Question answering tasks in ELI5, SimpleQA, GPQA and GAIA may or not meet criterion 1. For simple questions as in ELI5 and SimpleQA, a single source of information is often enough. GPQA has three levels of dificulty; questions at the highest level (post-graduate level) all require to combine sources and thus meet criterion 1. Criterion 3 does not apply to question answering tasks but the question of whether criteria 2 and 4 are met by GPQA and GAIA is open. WebArena, the only dataset in the other category that meets criterion 1, is also not guaranteed to meet criteria 2 and 4. To answer this research question, agents could rely on RDF representations for navigation—and delegate decision to language models if not available. Unlike RDF crawlers whose purpose is to collect as many RDF resources as possible, such agents would aim to minimize the number of visited resources, following links (exposed as RDF triples) only if they bring closer to a target resource. To find an optimal route connecting art museums in Pittsburgh, for instance, only one hop from Wikipedia to OpenStreetMap is required.
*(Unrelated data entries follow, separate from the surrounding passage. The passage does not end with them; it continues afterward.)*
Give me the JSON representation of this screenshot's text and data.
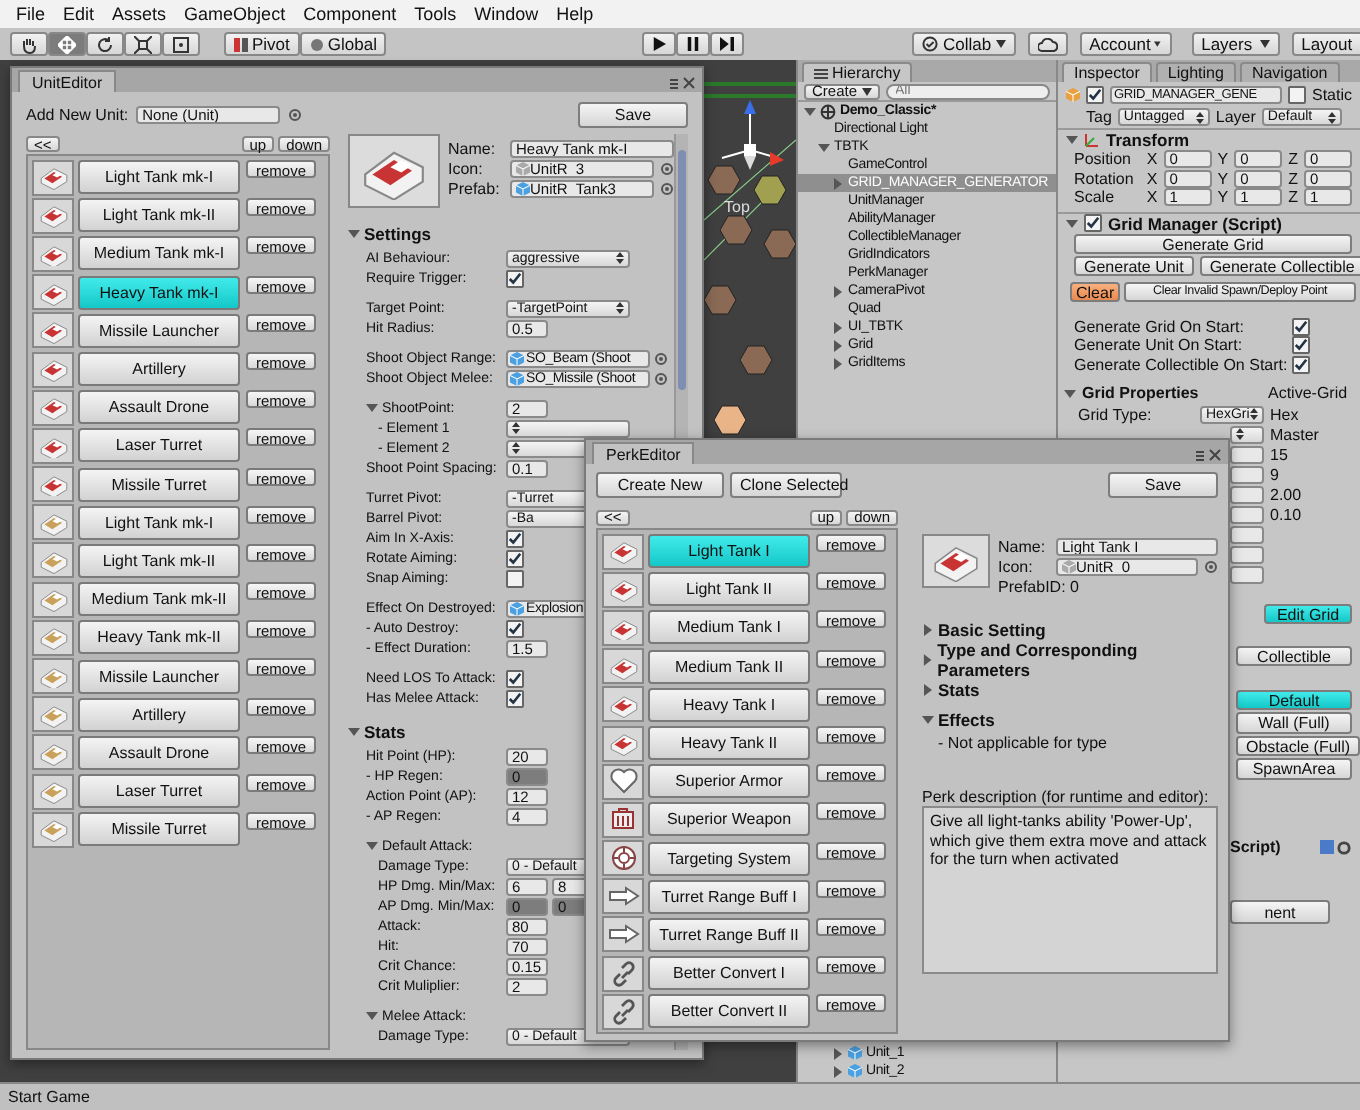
{
  "menu": [
    "File",
    "Edit",
    "Assets",
    "GameObject",
    "Component",
    "Tools",
    "Window",
    "Help"
  ],
  "toolbar": {
    "tools": [
      {
        "kind": "hand",
        "selected": false
      },
      {
        "kind": "move",
        "selected": true
      },
      {
        "kind": "rotate",
        "selected": false
      },
      {
        "kind": "scale",
        "selected": false
      },
      {
        "kind": "rect",
        "selected": false
      }
    ],
    "pivot": "Pivot",
    "space": "Global",
    "playback": [
      {
        "kind": "play",
        "selected": false
      },
      {
        "kind": "pause",
        "selected": false
      },
      {
        "kind": "step",
        "selected": false
      }
    ],
    "collab": "Collab",
    "account": "Account",
    "layers": "Layers",
    "layout": "Layout"
  },
  "scene": {
    "label": "Top"
  },
  "hierarchy": {
    "title": "Hierarchy",
    "create": "Create",
    "search_placeholder": "All",
    "tree": [
      {
        "kind": "scene",
        "label": "Demo_Classic*",
        "expanded": true,
        "selected": false,
        "children": [
          {
            "label": "Directional Light",
            "selected": false
          },
          {
            "label": "TBTK",
            "expanded": true,
            "selected": false,
            "children": [
              {
                "label": "GameControl",
                "selected": false
              },
              {
                "label": "GRID_MANAGER_GENERATOR",
                "expanded": false,
                "selected": true
              },
              {
                "label": "UnitManager",
                "selected": false
              },
              {
                "label": "AbilityManager",
                "selected": false
              },
              {
                "label": "CollectibleManager",
                "selected": false
              },
              {
                "label": "GridIndicators",
                "selected": false
              },
              {
                "label": "PerkManager",
                "selected": false
              },
              {
                "label": "CameraPivot",
                "expanded": false,
                "selected": false
              },
              {
                "label": "Quad",
                "selected": false
              },
              {
                "label": "UI_TBTK",
                "expanded": false,
                "selected": false
              },
              {
                "label": "Grid",
                "expanded": false,
                "selected": false
              },
              {
                "label": "GridItems",
                "expanded": false,
                "selected": false
              }
            ]
          }
        ]
      }
    ],
    "lower_items": [
      {
        "label": "Unit_1",
        "expanded": false,
        "selected": false
      },
      {
        "label": "Unit_2",
        "expanded": false,
        "selected": false
      }
    ]
  },
  "inspector": {
    "tabs": [
      {
        "label": "Inspector",
        "selected": true
      },
      {
        "label": "Lighting",
        "selected": false
      },
      {
        "label": "Navigation",
        "selected": false
      }
    ],
    "object": {
      "active": true,
      "name": "GRID_MANAGER_GENE",
      "static_label": "Static",
      "static": false,
      "tag_label": "Tag",
      "tag": "Untagged",
      "layer_label": "Layer",
      "layer": "Default"
    },
    "transform": {
      "title": "Transform",
      "expanded": true,
      "rows": [
        {
          "label": "Position",
          "values": [
            {
              "axis": "X",
              "value": "0"
            },
            {
              "axis": "Y",
              "value": "0"
            },
            {
              "axis": "Z",
              "value": "0"
            }
          ]
        },
        {
          "label": "Rotation",
          "values": [
            {
              "axis": "X",
              "value": "0"
            },
            {
              "axis": "Y",
              "value": "0"
            },
            {
              "axis": "Z",
              "value": "0"
            }
          ]
        },
        {
          "label": "Scale",
          "values": [
            {
              "axis": "X",
              "value": "1"
            },
            {
              "axis": "Y",
              "value": "1"
            },
            {
              "axis": "Z",
              "value": "1"
            }
          ]
        }
      ]
    },
    "script": {
      "title": "Grid Manager (Script)",
      "expanded": true,
      "enabled": true,
      "button_rows": [
        [
          "Generate Grid"
        ],
        [
          "Generate Unit",
          "Generate Collectible"
        ]
      ],
      "clear_buttons": [
        {
          "label": "Clear",
          "highlight": true
        },
        {
          "label": "Clear Invalid Spawn/Deploy Point",
          "highlight": false
        }
      ],
      "toggles": [
        {
          "label": "Generate Grid On Start:",
          "checked": true
        },
        {
          "label": "Generate Unit On Start:",
          "checked": true
        },
        {
          "label": "Generate Collectible On Start:",
          "checked": true
        }
      ],
      "grid_properties": {
        "title": "Grid Properties",
        "expanded": true,
        "note": "Active-Grid",
        "grid_type_label": "Grid Type:",
        "grid_type": "HexGri",
        "grid_type_note": "Hex",
        "values": [
          {
            "kind": "select",
            "text": "Master"
          },
          {
            "kind": "field",
            "text": "15"
          },
          {
            "kind": "field",
            "text": "9"
          },
          {
            "kind": "field",
            "text": "2.00"
          },
          {
            "kind": "field",
            "text": "0.10"
          },
          {
            "kind": "field"
          },
          {
            "kind": "field"
          },
          {
            "kind": "field"
          }
        ]
      },
      "edit_grid": {
        "label": "Edit Grid",
        "selected": true
      },
      "collectible": "Collectible",
      "tile_types": [
        {
          "label": "Default",
          "selected": true
        },
        {
          "label": "Wall (Full)",
          "selected": false
        },
        {
          "label": "Obstacle (Full)",
          "selected": false
        },
        {
          "label": "SpawnArea",
          "selected": false
        }
      ]
    },
    "next_component": "Script)",
    "add_component": "nent"
  },
  "unit_editor": {
    "title": "UnitEditor",
    "add_label": "Add New Unit:",
    "add_value": "None (Unit)",
    "save": "Save",
    "back": "<<",
    "up": "up",
    "down": "down",
    "units": [
      {
        "name": "Light Tank mk-I",
        "color": "#c83434",
        "selected": false,
        "remove": "remove"
      },
      {
        "name": "Light Tank mk-II",
        "color": "#c83434",
        "selected": false,
        "remove": "remove"
      },
      {
        "name": "Medium Tank mk-I",
        "color": "#c83434",
        "selected": false,
        "remove": "remove"
      },
      {
        "name": "Heavy Tank mk-I",
        "color": "#c83434",
        "selected": true,
        "remove": "remove"
      },
      {
        "name": "Missile Launcher",
        "color": "#c83434",
        "selected": false,
        "remove": "remove"
      },
      {
        "name": "Artillery",
        "color": "#c83434",
        "selected": false,
        "remove": "remove"
      },
      {
        "name": "Assault Drone",
        "color": "#c83434",
        "selected": false,
        "remove": "remove"
      },
      {
        "name": "Laser Turret",
        "color": "#c83434",
        "selected": false,
        "remove": "remove"
      },
      {
        "name": "Missile Turret",
        "color": "#c83434",
        "selected": false,
        "remove": "remove"
      },
      {
        "name": "Light Tank mk-I",
        "color": "#c9a15a",
        "selected": false,
        "remove": "remove"
      },
      {
        "name": "Light Tank mk-II",
        "color": "#c9a15a",
        "selected": false,
        "remove": "remove"
      },
      {
        "name": "Medium Tank mk-II",
        "color": "#c9a15a",
        "selected": false,
        "remove": "remove"
      },
      {
        "name": "Heavy Tank mk-II",
        "color": "#c9a15a",
        "selected": false,
        "remove": "remove"
      },
      {
        "name": "Missile Launcher",
        "color": "#c9a15a",
        "selected": false,
        "remove": "remove"
      },
      {
        "name": "Artillery",
        "color": "#c9a15a",
        "selected": false,
        "remove": "remove"
      },
      {
        "name": "Assault Drone",
        "color": "#c9a15a",
        "selected": false,
        "remove": "remove"
      },
      {
        "name": "Laser Turret",
        "color": "#c9a15a",
        "selected": false,
        "remove": "remove"
      },
      {
        "name": "Missile Turret",
        "color": "#c9a15a",
        "selected": false,
        "remove": "remove"
      }
    ],
    "detail": {
      "name_label": "Name:",
      "name": "Heavy Tank mk-I",
      "icon_label": "Icon:",
      "icon": "UnitR_3",
      "prefab_label": "Prefab:",
      "prefab": "UnitR_Tank3",
      "sections": [
        {
          "title": "Settings",
          "expanded": true,
          "blocks": [
            [
              {
                "kind": "select",
                "label": "AI Behaviour:",
                "value": "aggressive"
              },
              {
                "kind": "check",
                "label": "Require Trigger:",
                "checked": true
              }
            ],
            [
              {
                "kind": "select",
                "label": "Target Point:",
                "value": "-TargetPoint"
              },
              {
                "kind": "field",
                "label": "Hit Radius:",
                "value": "0.5",
                "disabled": false
              }
            ],
            [
              {
                "kind": "object",
                "label": "Shoot Object Range:",
                "value": "SO_Beam (Shoot"
              },
              {
                "kind": "object",
                "label": "Shoot Object Melee:",
                "value": "SO_Missile (Shoot"
              }
            ],
            [
              {
                "kind": "group",
                "label": "ShootPoint:",
                "expanded": true,
                "value": "2",
                "rows": [
                  {
                    "kind": "select",
                    "label": "- Element 1"
                  },
                  {
                    "kind": "select",
                    "label": "- Element 2"
                  }
                ]
              },
              {
                "kind": "field",
                "label": "Shoot Point Spacing:",
                "value": "0.1",
                "disabled": false
              }
            ],
            [
              {
                "kind": "select",
                "label": "Turret Pivot:",
                "value": "-Turret"
              },
              {
                "kind": "select",
                "label": "Barrel Pivot:",
                "value": "-Ba"
              },
              {
                "kind": "check",
                "label": "Aim In X-Axis:",
                "checked": true
              },
              {
                "kind": "check",
                "label": "Rotate Aiming:",
                "checked": true
              },
              {
                "kind": "check",
                "label": "Snap Aiming:",
                "checked": false
              }
            ],
            [
              {
                "kind": "object",
                "label": "Effect On Destroyed:",
                "value": "Explosion"
              },
              {
                "kind": "check",
                "label": "- Auto Destroy:",
                "checked": true
              },
              {
                "kind": "field",
                "label": "- Effect Duration:",
                "value": "1.5",
                "disabled": false
              }
            ],
            [
              {
                "kind": "check",
                "label": "Need LOS To Attack:",
                "checked": true
              },
              {
                "kind": "check",
                "label": "Has Melee Attack:",
                "checked": true
              }
            ]
          ]
        },
        {
          "title": "Stats",
          "expanded": true,
          "blocks": [
            [
              {
                "kind": "field",
                "label": "Hit Point (HP):",
                "value": "20",
                "disabled": false
              },
              {
                "kind": "field",
                "label": "- HP Regen:",
                "value": "0",
                "disabled": true
              },
              {
                "kind": "field",
                "label": "Action Point (AP):",
                "value": "12",
                "disabled": false
              },
              {
                "kind": "field",
                "label": "- AP Regen:",
                "value": "4",
                "disabled": false
              }
            ],
            [
              {
                "kind": "group",
                "label": "Default Attack:",
                "expanded": true,
                "rows": [
                  {
                    "kind": "select",
                    "label": "Damage Type:",
                    "value": "0 - Default"
                  },
                  {
                    "kind": "pair",
                    "label": "HP Dmg. Min/Max:",
                    "values": [
                      "6",
                      "8"
                    ],
                    "disabled": false
                  },
                  {
                    "kind": "pair",
                    "label": "AP Dmg. Min/Max:",
                    "values": [
                      "0",
                      "0"
                    ],
                    "disabled": true
                  },
                  {
                    "kind": "field",
                    "label": "Attack:",
                    "value": "80",
                    "disabled": false
                  },
                  {
                    "kind": "field",
                    "label": "Hit:",
                    "value": "70",
                    "disabled": false
                  },
                  {
                    "kind": "field",
                    "label": "Crit Chance:",
                    "value": "0.15",
                    "disabled": false
                  },
                  {
                    "kind": "field",
                    "label": "Crit Muliplier:",
                    "value": "2",
                    "disabled": false
                  }
                ]
              }
            ],
            [
              {
                "kind": "group",
                "label": "Melee Attack:",
                "expanded": true,
                "rows": [
                  {
                    "kind": "select",
                    "label": "Damage Type:",
                    "value": "0 - Default"
                  }
                ]
              }
            ]
          ]
        }
      ]
    }
  },
  "perk_editor": {
    "title": "PerkEditor",
    "create": "Create New",
    "clone": "Clone Selected",
    "save": "Save",
    "back": "<<",
    "up": "up",
    "down": "down",
    "perks": [
      {
        "name": "Light Tank I",
        "kind": "tank",
        "selected": true,
        "remove": "remove"
      },
      {
        "name": "Light Tank II",
        "kind": "tank",
        "selected": false,
        "remove": "remove"
      },
      {
        "name": "Medium Tank I",
        "kind": "tank",
        "selected": false,
        "remove": "remove"
      },
      {
        "name": "Medium Tank II",
        "kind": "tank",
        "selected": false,
        "remove": "remove"
      },
      {
        "name": "Heavy Tank I",
        "kind": "tank",
        "selected": false,
        "remove": "remove"
      },
      {
        "name": "Heavy Tank II",
        "kind": "tank",
        "selected": false,
        "remove": "remove"
      },
      {
        "name": "Superior Armor",
        "kind": "heart",
        "selected": false,
        "remove": "remove"
      },
      {
        "name": "Superior Weapon",
        "kind": "crate",
        "selected": false,
        "remove": "remove"
      },
      {
        "name": "Targeting System",
        "kind": "target",
        "selected": false,
        "remove": "remove"
      },
      {
        "name": "Turret Range Buff I",
        "kind": "arrow",
        "selected": false,
        "remove": "remove"
      },
      {
        "name": "Turret Range Buff II",
        "kind": "arrow",
        "selected": false,
        "remove": "remove"
      },
      {
        "name": "Better Convert I",
        "kind": "link",
        "selected": false,
        "remove": "remove"
      },
      {
        "name": "Better Convert II",
        "kind": "link",
        "selected": false,
        "remove": "remove"
      }
    ],
    "detail": {
      "name_label": "Name:",
      "name": "Light Tank I",
      "icon_label": "Icon:",
      "icon": "UnitR_0",
      "prefab_id": "PrefabID: 0",
      "sections": [
        {
          "title": "Basic Setting",
          "expanded": false
        },
        {
          "title": "Type and Corresponding Parameters",
          "expanded": false
        },
        {
          "title": "Stats",
          "expanded": false
        },
        {
          "title": "Effects",
          "expanded": true,
          "note": "- Not applicable for type"
        }
      ],
      "description_label": "Perk description (for runtime and editor):",
      "description": "Give all light-tanks ability 'Power-Up', which give them extra move and attack for the turn when activated"
    }
  },
  "status_bar": {
    "message": "Start Game"
  }
}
Most of the information can first be fetched from Wikidata with the following SPARQL query: SELECT ?m ?coords WHERE { ?m wdt:P31 wd:Q33506 ; wdt:P131 wd:Q1342 ; wdt:P625 ?coords }. Then, each result entity has a link to OpenStreetMap, which provides further options to query entities with OpenSearch and find directions via an HTML form.

Wikidata and OpenStreetMap are among the platforms that welcome software agents by adopting technologies similar to RDF to make structured data easily accessible. By doing so, they also acknowledge that the Web is a shared space that encourages coordination. Developing agents that operate at the level of URIs, HTTP and RDF (with raw HTML if needed) is a good way to answer the most dificult queries and achieve the most dificult tasks: queries a single source cannot answer; tasks a single platform cannot perform.

The author has not employed any Generative AI tools.